Truckers Say California Law Likely to Make U.S. Supply Chain Crisis Even Worse
Touted as the leftist cure to save gig workers from exploitation, in reality, AB5 is simply a job- and freedom-killing monstrosity. AB5 limits the freedom of California’s workers to be independent contractors. Instead, it forces them to be considered salaried employees, which means the employers are also forced to place them under the existing laws for health insurance, retirement, and a myriad of other regulations concerning full-time employees. While AB5 does exempt some specific occupations from its onerous regulations, the state’s over 70,000 independent truckers were not explicitly among those exemptions in the original bill.
These exempt occupations would include, among others, licensed insurance agents, certain licensed health care professionals, registered securities broker-dealers or investment advisers, direct sales salespersons, real estate licensees, commercial fishermen, workers providing licensed barber or cosmetology services, and others performing work under a contract for professional services, with another business entity, or pursuant to a subcontract in the construction industry.
This led the California Trucking Association to take the exemption fight all the way to the U.S. Supreme Court. Unfortunately, on June 30, the Supreme Court declined to hear the petition. Now, AB5 forces the state’s more than 70,000 independent truckers to decide if they will lose their freedom by becoming an employee, forever park their rigs, or flee the once-Golden State for other gig-friendly states. Some “protection,” huh?

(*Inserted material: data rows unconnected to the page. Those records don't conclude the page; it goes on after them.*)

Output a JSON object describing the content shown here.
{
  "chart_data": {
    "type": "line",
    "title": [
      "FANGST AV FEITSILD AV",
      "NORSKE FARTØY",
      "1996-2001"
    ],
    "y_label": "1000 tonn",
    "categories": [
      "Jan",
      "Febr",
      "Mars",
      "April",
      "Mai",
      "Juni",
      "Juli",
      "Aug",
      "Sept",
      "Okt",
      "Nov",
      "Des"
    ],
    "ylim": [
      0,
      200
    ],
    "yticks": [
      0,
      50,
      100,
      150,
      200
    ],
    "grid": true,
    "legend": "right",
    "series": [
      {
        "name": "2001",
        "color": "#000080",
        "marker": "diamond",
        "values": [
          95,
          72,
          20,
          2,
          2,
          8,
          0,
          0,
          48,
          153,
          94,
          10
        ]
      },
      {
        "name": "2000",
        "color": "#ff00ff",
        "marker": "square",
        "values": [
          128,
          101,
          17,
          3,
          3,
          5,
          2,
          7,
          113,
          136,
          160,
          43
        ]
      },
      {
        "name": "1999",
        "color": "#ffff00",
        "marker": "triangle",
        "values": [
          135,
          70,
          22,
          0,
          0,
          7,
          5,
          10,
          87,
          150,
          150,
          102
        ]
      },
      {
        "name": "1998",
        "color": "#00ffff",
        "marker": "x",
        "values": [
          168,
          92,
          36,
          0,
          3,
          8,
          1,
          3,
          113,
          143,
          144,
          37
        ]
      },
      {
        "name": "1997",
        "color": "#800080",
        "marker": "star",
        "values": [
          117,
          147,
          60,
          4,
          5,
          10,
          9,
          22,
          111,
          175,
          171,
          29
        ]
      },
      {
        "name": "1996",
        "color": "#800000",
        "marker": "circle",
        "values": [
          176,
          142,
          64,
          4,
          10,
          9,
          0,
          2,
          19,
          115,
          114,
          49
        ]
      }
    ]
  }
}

On cue, power-hungry California bureaucrats called for truckers to snitch on their employers. “Drivers, if you believe that you and other colleagues at the same trucking company are being misclassified as independent contractors,” tweets CA’s leftist Labor Commissioner Lilia Garcia-Brower, “you can file a report of labor law violations and request an investigation from our office.” Yeah, that’ll help the supply chain crisis and the economy alright.